Alarmingly, Kevin Keatts could see his team’s defense wasn’t up to his standards in practice this week.
The Wolfpack’s crew of players sitting out due to NCAA transfer rules, ,guys like guards C.J. Bryce, Devon Daniels and Blake Harris, took it to the nine scholarship players.
So it was no surprise to the N.C. State coach when the Wolfpack struggled all Wednesday night to stay in front of Virginia Tech’s players in an 85-75 ACC basketball loss at Cassell Coliseum.
“We didn’t play well defensively in practice the last couple of days,” Keatts said. “Our scout team with the guys we’ve got sitting out did a great job simulating Virginia Tech but they beat us off the dribble. We didn’t handle it well and I think it carried over to the game.”

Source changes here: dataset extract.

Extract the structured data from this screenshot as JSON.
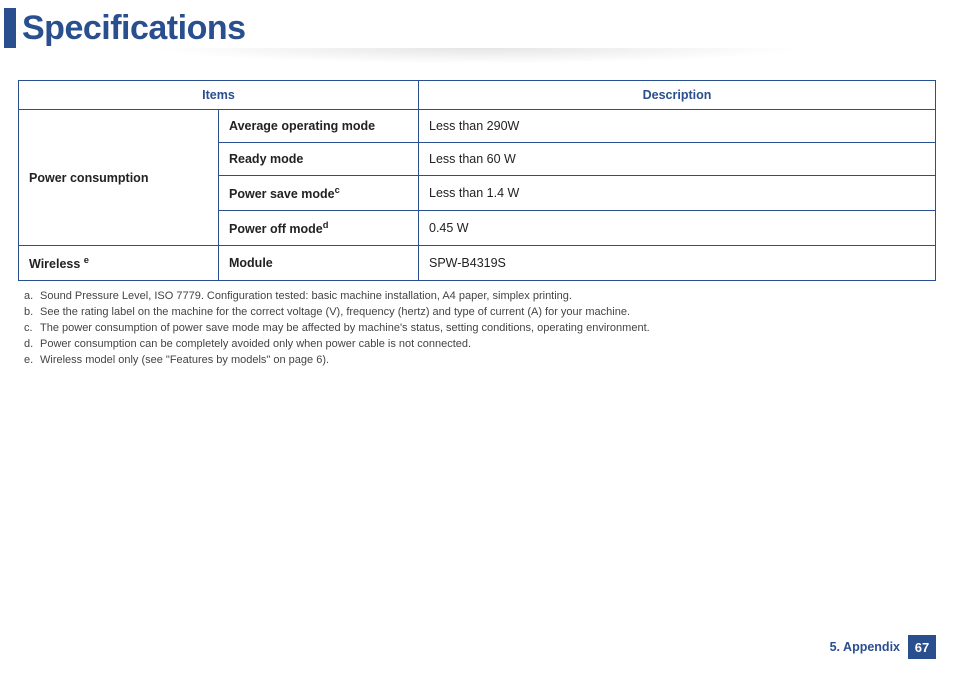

Those aren’t words Keatts will ever like saying about his team. On this night, he said them because they were true.
It wasn’t that Virginia Tech shot the ball well really at all. It was that all the Hokies shots were within five feet of the rim and they were rarely challenged.

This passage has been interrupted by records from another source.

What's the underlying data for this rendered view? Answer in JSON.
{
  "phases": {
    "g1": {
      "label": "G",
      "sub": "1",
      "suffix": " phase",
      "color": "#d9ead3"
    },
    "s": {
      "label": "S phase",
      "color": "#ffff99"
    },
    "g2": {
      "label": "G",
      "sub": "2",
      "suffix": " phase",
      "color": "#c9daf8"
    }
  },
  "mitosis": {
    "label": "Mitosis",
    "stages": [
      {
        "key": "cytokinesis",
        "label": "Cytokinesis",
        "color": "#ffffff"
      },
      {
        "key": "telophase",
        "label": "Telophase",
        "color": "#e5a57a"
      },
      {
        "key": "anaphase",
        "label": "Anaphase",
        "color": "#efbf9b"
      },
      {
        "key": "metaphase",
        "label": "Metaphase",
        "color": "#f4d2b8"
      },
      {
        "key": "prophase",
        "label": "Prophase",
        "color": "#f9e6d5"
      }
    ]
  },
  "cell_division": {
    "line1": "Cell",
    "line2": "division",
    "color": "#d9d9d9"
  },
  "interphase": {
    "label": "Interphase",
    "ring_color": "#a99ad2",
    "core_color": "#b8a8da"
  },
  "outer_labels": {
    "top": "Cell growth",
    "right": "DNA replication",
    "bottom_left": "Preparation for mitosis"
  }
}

Virginia Tech made just 3 of 10 3-pointers. But the Hokies shot 63.5 percent by hitting 30 of 42 2-point shots (71.4 percent).

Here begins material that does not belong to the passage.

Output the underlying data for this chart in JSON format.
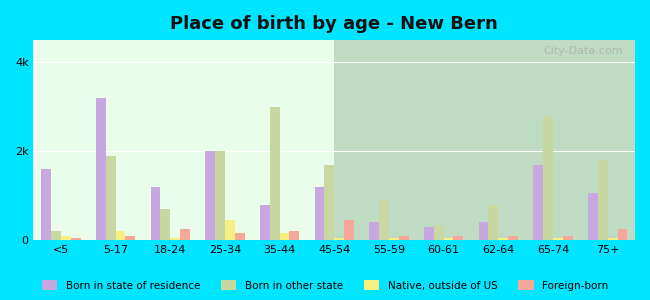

“The main thing is just defense,” N.C. State guard Markell Johnson said. “We’ve got to get stops. Get stops and get out and go. That’s it.”
That’s a simple plan that went awry at Virginia Tech, ending the three-game winning streak in ACC play the Wolfpack (16-8, 6-5 ACC) had pieced together so impressively.
Junior guard Justin Robinson shredded the Wolfpack, driving into the lane time after time while scoring 32 points. He should have been closer to 40 but he made just 8 of 14 free throws.
N.C. State’s big men -- center Omer Yurtseven and forwards Lennard Freeman and Abdul-Malik Abu -- were saddled with foul trouble. They combined for 11.
Poor defensive play on the perimeter led to that as the big men were the last line of defense against the Hokies’ free drives to the rim.
“Guard the ball,” Johnson said when asked how the guards can help the interior players out. “That’s it.”
Again, so simple.
“Our guards didn’t do a great job guarding the basketball,” Keatts said.
For all the Wolfpack has accomplished this season in Keatts’ first as its head coach, it has been susceptible to allowing teams to get easy shots. In ACC play, N.C. State’s opponents have made 56.7 percent of their 2-point shots. That’s No. 15 in the 15-team ACC.
The Wolfpack has countered that by forcing its ACC foes to turn the ball over on 18.7 percent of their possessions. That’s fifth best in the league.
Virginia Tech never felt uncomfortable when it had the ball. The Hokies only turned it over 11 times as N.C. State recorded just four steals. The Wolfpack has only had fewer than six steals three times in ACC play and has lost all three games.
“That’s not our defense,” Keatts said of his team’s play at Virginia Tech. “We didn’t do a good job with it.”
The tone for the night went against N.C. State in the early minutes when Yurtseven had two fouls prior to the first official timeout. He had already scored eight points but had to go to the bench for 10 minutes.
When Virginia Tech scored 12 points in a row to open a 35-23 lead, Keatts put Yurtseven back in and he picked up his third foul. He played just eight minutes in the first half.
“It changes your team,” Keatts said.
Yurtseven didn’t believe he should have had that many fouls.
“It was frustrating,” Yurtseven said. “I just don’t like how refs can affect and impact a game so much. I’ll accept the third one. But the first and second ones? I don’t think they were the right calls. But you’ve got to go with it.”
Now N.C. State has to shore up its defense with North Carolina coming to PNC Arena for a 2 p.m. game on Saturday. It’s not like the Wolfpack were in lockdown mode in the first game, a 95-91 N.C. State overtime win at the Smith Center on Jan. 27.
But, that day, the Wolfpack had six steals as the Tar Heels turned the ball over 14 times. That was enough for N.C. State to get a huge win.
To repeat the feat on Saturday, the defense needs to be far better than it was at Virginia Tech.